Recently there has been a lot of focus on the importance of developing more secure alternatives to email, instant messaging, browsing, etc. ... but I've seen very little focus on the need for development of alternatives to corporate search engines.
Corporate/state control of the Internet involves a three pronged strategy of: mass surveillance, censorship/criminalization of undesirable ideas, and traffic shaping (i.e. directing people away of things you don't want them to see, and towards things you do). Corporate search engines are implicated in all three of these, i.e. they:
1) Monitor what we are searching for... so obviously, developing alternatives to corporate search is every bit as crucial for protecting privacy and free speech as encrypting our emails/chats, and anonymizing our browsing ...
2) Censor websites by removing them from search engine indexes
3) Shape traffic via non-transparent algorithms that can sort search results in a way that grants prominence to certain types of sites (corporate media, etc.), in order to suit the interests of multinational corporations and governments.

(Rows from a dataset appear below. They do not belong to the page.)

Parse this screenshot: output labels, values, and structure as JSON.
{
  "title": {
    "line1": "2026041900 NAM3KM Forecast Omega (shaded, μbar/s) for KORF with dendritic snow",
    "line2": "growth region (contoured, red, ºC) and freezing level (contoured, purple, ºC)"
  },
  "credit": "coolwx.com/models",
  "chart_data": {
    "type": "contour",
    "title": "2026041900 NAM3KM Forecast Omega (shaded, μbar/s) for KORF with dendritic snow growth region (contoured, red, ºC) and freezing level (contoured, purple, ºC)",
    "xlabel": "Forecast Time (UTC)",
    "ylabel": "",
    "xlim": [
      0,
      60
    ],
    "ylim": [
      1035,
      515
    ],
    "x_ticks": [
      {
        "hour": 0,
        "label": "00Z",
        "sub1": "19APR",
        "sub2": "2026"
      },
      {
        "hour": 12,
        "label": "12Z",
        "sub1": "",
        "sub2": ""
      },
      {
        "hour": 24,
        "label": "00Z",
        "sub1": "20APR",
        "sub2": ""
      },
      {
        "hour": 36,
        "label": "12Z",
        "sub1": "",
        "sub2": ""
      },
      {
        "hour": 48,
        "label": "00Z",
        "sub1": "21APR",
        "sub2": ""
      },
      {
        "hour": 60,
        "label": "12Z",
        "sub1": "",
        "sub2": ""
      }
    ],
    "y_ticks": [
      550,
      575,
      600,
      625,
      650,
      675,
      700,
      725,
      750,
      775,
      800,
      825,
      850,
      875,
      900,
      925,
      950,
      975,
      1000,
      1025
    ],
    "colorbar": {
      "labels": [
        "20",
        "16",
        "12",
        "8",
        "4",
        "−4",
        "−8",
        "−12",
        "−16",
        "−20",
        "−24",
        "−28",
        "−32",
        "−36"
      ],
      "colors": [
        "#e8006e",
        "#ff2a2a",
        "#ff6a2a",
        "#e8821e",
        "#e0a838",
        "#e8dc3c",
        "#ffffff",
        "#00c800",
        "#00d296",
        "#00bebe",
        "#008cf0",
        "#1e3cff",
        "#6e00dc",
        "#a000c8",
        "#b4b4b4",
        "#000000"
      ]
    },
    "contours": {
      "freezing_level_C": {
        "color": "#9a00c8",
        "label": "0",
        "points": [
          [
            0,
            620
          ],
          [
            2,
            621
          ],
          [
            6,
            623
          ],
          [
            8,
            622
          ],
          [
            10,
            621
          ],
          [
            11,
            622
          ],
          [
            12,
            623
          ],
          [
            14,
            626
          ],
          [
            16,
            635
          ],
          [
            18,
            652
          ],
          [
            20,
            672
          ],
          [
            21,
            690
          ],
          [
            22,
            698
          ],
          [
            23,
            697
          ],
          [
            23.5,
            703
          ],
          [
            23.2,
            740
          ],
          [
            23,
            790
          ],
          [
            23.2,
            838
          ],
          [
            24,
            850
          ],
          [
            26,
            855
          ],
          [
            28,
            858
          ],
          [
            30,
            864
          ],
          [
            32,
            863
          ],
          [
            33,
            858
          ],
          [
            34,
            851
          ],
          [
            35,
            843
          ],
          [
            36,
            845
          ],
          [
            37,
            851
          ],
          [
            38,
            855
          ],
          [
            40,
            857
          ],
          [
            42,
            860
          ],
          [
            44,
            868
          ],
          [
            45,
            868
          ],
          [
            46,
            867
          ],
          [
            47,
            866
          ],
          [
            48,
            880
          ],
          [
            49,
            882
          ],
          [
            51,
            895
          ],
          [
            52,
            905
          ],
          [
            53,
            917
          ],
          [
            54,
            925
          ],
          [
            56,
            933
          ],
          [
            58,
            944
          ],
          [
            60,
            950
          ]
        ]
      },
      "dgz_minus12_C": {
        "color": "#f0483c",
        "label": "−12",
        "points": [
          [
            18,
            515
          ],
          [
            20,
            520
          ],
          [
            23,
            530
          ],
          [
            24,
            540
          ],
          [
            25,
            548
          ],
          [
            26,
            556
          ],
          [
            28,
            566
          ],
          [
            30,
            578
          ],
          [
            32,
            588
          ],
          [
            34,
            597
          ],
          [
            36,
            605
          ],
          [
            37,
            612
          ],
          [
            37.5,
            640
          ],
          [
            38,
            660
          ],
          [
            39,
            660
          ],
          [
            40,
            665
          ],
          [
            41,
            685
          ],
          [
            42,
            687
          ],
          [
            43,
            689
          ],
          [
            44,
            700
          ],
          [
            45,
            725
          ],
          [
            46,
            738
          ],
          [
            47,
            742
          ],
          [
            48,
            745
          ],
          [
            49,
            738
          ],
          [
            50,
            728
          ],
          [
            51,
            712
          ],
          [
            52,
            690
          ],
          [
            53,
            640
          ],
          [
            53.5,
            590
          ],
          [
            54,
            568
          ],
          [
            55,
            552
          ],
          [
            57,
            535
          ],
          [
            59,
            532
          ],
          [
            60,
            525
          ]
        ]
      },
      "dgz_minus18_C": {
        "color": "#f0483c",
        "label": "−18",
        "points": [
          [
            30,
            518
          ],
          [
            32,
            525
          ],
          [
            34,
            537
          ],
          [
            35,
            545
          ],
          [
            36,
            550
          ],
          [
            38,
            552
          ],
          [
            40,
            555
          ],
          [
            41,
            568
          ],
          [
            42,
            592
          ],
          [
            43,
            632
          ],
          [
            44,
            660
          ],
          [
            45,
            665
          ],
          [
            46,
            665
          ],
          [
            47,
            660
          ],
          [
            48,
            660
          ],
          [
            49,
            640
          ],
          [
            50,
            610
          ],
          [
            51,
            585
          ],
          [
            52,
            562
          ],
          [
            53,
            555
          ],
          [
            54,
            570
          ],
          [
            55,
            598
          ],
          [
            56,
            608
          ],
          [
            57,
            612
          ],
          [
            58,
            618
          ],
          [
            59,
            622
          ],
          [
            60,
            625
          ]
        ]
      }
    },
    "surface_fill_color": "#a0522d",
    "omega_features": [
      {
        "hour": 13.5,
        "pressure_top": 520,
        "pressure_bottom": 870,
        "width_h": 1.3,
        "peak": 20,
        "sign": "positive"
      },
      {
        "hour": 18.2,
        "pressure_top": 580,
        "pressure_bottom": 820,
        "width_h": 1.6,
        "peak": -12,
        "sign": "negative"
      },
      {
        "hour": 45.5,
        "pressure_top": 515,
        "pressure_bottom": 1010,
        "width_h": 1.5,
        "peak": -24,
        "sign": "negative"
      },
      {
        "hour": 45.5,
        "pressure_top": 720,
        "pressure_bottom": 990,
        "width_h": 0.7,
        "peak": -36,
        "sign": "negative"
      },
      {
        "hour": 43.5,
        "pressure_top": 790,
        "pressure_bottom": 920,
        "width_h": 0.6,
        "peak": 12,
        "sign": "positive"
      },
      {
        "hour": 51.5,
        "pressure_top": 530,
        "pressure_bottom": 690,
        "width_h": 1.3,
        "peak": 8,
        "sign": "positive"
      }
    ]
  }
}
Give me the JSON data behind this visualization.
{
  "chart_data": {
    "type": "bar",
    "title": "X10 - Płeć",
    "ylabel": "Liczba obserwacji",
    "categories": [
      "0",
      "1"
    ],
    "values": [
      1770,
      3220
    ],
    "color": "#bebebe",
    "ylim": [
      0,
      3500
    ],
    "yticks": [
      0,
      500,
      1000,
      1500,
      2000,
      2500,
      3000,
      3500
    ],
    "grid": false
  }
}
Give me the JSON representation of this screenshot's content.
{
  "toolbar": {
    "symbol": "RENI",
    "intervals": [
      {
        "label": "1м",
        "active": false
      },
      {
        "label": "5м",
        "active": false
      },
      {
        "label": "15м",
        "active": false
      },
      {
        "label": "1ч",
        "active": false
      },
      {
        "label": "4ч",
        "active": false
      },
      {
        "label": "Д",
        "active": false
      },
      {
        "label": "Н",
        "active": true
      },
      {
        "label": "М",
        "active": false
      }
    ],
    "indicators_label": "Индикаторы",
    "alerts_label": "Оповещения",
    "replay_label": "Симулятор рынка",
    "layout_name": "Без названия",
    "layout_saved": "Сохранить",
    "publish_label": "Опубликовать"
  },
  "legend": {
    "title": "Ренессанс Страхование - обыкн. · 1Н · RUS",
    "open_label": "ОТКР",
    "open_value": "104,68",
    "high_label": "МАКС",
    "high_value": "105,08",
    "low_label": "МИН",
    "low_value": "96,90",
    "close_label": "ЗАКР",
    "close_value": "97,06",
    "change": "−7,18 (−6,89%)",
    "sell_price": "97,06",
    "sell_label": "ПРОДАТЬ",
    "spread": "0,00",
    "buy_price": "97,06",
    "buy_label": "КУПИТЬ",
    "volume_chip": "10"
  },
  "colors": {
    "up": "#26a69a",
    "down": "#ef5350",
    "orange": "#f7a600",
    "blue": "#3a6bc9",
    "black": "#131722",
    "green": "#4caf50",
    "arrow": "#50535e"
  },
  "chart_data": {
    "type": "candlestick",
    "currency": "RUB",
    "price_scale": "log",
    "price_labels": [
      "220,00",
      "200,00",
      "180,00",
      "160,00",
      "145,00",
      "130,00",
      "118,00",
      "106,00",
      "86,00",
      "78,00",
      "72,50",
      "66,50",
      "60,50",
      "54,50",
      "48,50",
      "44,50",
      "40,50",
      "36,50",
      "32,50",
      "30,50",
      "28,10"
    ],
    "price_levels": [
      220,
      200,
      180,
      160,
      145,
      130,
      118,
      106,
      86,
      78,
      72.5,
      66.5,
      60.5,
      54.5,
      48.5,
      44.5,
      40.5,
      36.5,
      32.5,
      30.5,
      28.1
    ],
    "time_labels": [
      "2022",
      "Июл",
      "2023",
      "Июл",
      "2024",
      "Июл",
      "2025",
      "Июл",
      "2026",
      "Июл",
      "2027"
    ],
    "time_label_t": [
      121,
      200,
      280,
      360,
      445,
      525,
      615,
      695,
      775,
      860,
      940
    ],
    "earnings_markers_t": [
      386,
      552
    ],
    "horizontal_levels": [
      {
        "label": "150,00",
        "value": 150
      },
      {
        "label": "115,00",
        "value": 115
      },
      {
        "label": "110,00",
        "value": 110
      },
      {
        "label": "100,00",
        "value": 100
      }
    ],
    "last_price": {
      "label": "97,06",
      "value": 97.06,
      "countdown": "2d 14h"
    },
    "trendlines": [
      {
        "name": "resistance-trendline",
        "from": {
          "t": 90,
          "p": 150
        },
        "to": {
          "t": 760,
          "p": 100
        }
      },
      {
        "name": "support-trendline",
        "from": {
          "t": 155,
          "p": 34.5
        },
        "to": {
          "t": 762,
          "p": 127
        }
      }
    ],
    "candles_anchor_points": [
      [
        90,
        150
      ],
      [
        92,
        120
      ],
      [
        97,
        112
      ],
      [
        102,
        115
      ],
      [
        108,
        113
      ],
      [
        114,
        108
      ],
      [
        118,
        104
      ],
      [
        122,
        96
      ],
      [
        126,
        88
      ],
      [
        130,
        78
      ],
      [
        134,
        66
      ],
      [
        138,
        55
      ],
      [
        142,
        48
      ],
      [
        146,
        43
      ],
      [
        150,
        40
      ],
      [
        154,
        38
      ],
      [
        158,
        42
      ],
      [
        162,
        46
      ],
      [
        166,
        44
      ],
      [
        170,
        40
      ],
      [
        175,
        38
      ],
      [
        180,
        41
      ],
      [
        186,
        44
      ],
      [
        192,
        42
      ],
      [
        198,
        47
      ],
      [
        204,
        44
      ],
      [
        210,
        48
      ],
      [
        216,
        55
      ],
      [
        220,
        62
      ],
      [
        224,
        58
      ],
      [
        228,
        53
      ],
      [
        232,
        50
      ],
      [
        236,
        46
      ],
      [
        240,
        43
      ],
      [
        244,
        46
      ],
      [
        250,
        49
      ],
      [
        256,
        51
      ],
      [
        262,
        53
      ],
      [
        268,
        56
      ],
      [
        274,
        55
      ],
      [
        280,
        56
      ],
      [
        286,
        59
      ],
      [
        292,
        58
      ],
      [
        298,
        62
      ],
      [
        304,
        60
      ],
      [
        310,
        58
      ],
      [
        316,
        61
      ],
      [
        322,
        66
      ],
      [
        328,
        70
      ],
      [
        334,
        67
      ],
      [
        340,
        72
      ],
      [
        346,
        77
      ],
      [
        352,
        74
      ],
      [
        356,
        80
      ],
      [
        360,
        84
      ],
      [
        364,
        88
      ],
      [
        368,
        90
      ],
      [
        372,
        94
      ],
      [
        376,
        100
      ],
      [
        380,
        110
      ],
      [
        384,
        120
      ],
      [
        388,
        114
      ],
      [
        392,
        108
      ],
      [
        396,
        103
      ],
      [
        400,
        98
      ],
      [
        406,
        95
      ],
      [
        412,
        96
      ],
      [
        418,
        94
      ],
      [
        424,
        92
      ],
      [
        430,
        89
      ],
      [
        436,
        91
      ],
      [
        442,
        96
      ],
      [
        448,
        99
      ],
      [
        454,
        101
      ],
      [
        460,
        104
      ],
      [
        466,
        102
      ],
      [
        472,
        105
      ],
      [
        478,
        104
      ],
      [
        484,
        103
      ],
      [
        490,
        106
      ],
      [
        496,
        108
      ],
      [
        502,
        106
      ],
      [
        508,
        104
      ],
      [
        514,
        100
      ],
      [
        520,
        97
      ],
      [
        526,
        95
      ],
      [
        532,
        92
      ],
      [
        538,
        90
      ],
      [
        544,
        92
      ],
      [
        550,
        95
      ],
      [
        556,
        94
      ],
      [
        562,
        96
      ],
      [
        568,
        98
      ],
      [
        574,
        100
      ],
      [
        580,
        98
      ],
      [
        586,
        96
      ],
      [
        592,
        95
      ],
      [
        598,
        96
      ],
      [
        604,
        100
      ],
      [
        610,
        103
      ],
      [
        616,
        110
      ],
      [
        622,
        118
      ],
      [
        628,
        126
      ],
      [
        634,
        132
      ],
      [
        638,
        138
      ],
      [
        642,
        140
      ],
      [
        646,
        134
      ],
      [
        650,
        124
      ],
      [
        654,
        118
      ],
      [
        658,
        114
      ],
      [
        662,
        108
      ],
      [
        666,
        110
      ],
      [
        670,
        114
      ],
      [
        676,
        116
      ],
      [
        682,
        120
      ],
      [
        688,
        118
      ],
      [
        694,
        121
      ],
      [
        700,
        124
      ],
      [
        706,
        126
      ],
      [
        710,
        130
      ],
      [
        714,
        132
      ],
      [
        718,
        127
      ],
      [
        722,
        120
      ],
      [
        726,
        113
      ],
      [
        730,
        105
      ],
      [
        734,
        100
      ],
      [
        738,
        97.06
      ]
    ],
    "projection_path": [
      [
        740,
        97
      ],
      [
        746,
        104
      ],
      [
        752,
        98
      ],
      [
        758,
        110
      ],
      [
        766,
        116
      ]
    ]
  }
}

But I've seen very little information about practical/simple options that are available for anonymous and decentralized Internet search software. I've only been able to find a few examples like YaCy, but they all seem overly complex and unusable by the vast majority of users. What are the major barriers to creating simple tools (e.g. a plugin for Firefox) that would enable users to perform anonymous, p2p web search (even if it's much slower than centralized search) and break away from using corporate search? Which current efforts to create decentralized search seem most promising to you from a privacy/security standpoint?